Riker's IslandPhoto: Flickr user Russ Nelson

The Center for Justice has previously taught other hands-on classes for young people at the jail through its Justice-in-Education Initiative, including a music production class and one helping students develop a business plan, he says.

The program isn't the first behind-bars programming class—California's San Quentin and Folsom state prisons host a six-month coding boot camp, and the Montana Department of Corrections recently announced it's working on a plan to teach programming to inmates. One challenge at Rikers, though, is that the inmate population is relatively transient, since the jail only holds prisoners awaiting trial or serving short sentences, which makes it hard to offer more in-depth classes.
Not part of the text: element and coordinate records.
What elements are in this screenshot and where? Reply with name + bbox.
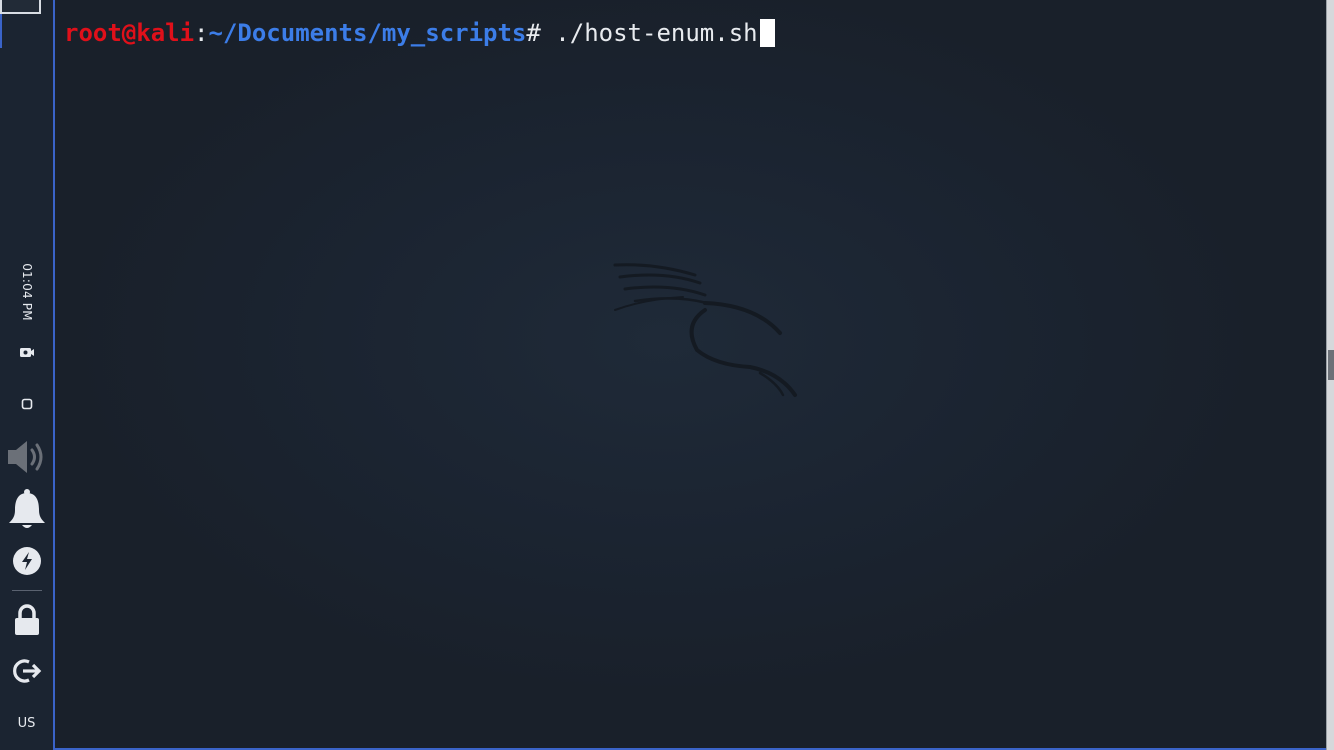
logout-icon[interactable] (0, 657, 53, 685)
side-panel: 01:04 PM US (0, 0, 55, 750)
prompt-path: ~/Documents/my_scripts (208, 19, 527, 47)
display-icon[interactable] (0, 398, 53, 410)
volume-icon[interactable] (0, 436, 53, 478)
power-icon[interactable] (0, 546, 53, 576)
camera-icon[interactable] (0, 345, 53, 359)
scrollbar-handle[interactable] (1328, 350, 1334, 380)
prompt-user: root@kali (64, 19, 195, 47)
panel-separator (12, 590, 42, 591)
clock[interactable]: 01:04 PM (20, 263, 34, 321)
typed-command: ./host-enum.sh (555, 19, 758, 47)
terminal-command-line[interactable]: root@kali:~/Documents/my_scripts# ./host… (64, 18, 775, 48)
kali-dragon-logo (613, 263, 797, 397)
prompt-symbol: # (526, 19, 556, 47)
terminal-scrollbar[interactable] (1326, 0, 1334, 750)
keyboard-layout-indicator[interactable]: US (0, 716, 53, 731)
lock-icon[interactable] (0, 604, 53, 636)
text-cursor (759, 19, 775, 47)
bell-icon[interactable] (0, 488, 53, 532)
terminal-window[interactable]: root@kali:~/Documents/my_scripts# ./host… (55, 0, 1326, 750)
prompt-colon: : (194, 19, 209, 47)
workspace-button[interactable] (0, 0, 41, 14)
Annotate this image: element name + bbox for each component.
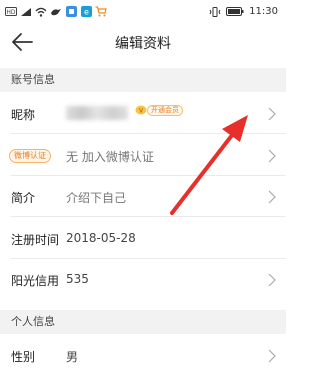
hd-icon: HD bbox=[5, 6, 17, 17]
vibrate-icon bbox=[209, 6, 221, 17]
signal-icon bbox=[20, 6, 32, 17]
chevron-right-icon bbox=[268, 190, 276, 204]
row-divider bbox=[11, 133, 286, 134]
row-weibo-verify[interactable]: 微博认证 无 加入微博认证 bbox=[0, 136, 286, 176]
chevron-right-icon bbox=[268, 273, 276, 287]
row-register-time: 注册时间 2018-05-28 bbox=[0, 219, 286, 259]
status-bar: HD e 11:30 bbox=[0, 0, 286, 24]
row-gender[interactable]: 性别 男 bbox=[0, 336, 286, 376]
page-title: 编辑资料 bbox=[115, 36, 171, 52]
status-right-icons: 11:30 bbox=[209, 6, 278, 17]
gender-label: 性别 bbox=[11, 350, 36, 364]
register-time-label: 注册时间 bbox=[11, 233, 60, 247]
register-time-value: 2018-05-28 bbox=[66, 231, 136, 245]
sunshine-credit-value: 535 bbox=[66, 272, 89, 286]
row-bio[interactable]: 简介 介绍下自己 bbox=[0, 177, 286, 217]
nickname-label: 昵称 bbox=[11, 108, 36, 122]
row-divider bbox=[11, 258, 286, 259]
gender-value: 男 bbox=[66, 350, 79, 364]
svg-text:HD: HD bbox=[6, 9, 16, 16]
wifi-icon bbox=[35, 6, 47, 17]
app-icon-1 bbox=[65, 6, 77, 17]
app-icon-2: e bbox=[80, 6, 92, 17]
bio-label: 简介 bbox=[11, 191, 36, 205]
row-divider bbox=[11, 175, 286, 176]
chevron-right-icon bbox=[268, 149, 276, 163]
weibo-verify-value: 无 加入微博认证 bbox=[66, 150, 154, 164]
nav-bar: 编辑资料 bbox=[0, 24, 286, 60]
section-header-account: 账号信息 bbox=[0, 68, 286, 92]
vip-open-badge[interactable]: 开通会员 bbox=[147, 105, 183, 116]
svg-text:e: e bbox=[84, 8, 89, 17]
cart-icon bbox=[95, 6, 107, 17]
bird-icon bbox=[50, 6, 62, 17]
sunshine-credit-label: 阳光信用 bbox=[11, 274, 60, 288]
row-nickname[interactable]: 昵称 V 开通会员 bbox=[0, 94, 286, 134]
status-time: 11:30 bbox=[249, 6, 278, 17]
row-sunshine-credit[interactable]: 阳光信用 535 bbox=[0, 260, 286, 300]
vip-crown-icon: V bbox=[135, 105, 147, 115]
row-divider bbox=[11, 216, 286, 217]
chevron-right-icon bbox=[268, 107, 276, 121]
status-left-icons: HD e bbox=[5, 6, 107, 17]
weibo-verify-badge: 微博认证 bbox=[9, 149, 51, 163]
battery-icon bbox=[226, 6, 244, 17]
nickname-value-blurred bbox=[66, 106, 128, 120]
section-header-personal: 个人信息 bbox=[0, 310, 286, 334]
bio-value: 介绍下自己 bbox=[66, 191, 127, 205]
chevron-right-icon bbox=[268, 349, 276, 363]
"There's not a stable culture—it's people coming in and out all the time," says Tenen. "How to do education in that environment is a challenge in itself."

The Center for Justice hasn't stayed in touch with the inmates in the class but hopes to be able to do so with future groups, says Rasmussen. The group plans to hold a second coding class this December, potentially focusing on interacting with the couple of hundred followers the Story Bot has acquired—and on acquiring more.

"Some of them are prominent lawyers, some of them are prominent activists," Tenen says of the Story Bot's followers. "For the next iteration of this workshop, that would be a fun thing to think about: Who would they want to follow? Who would they want to respond to?"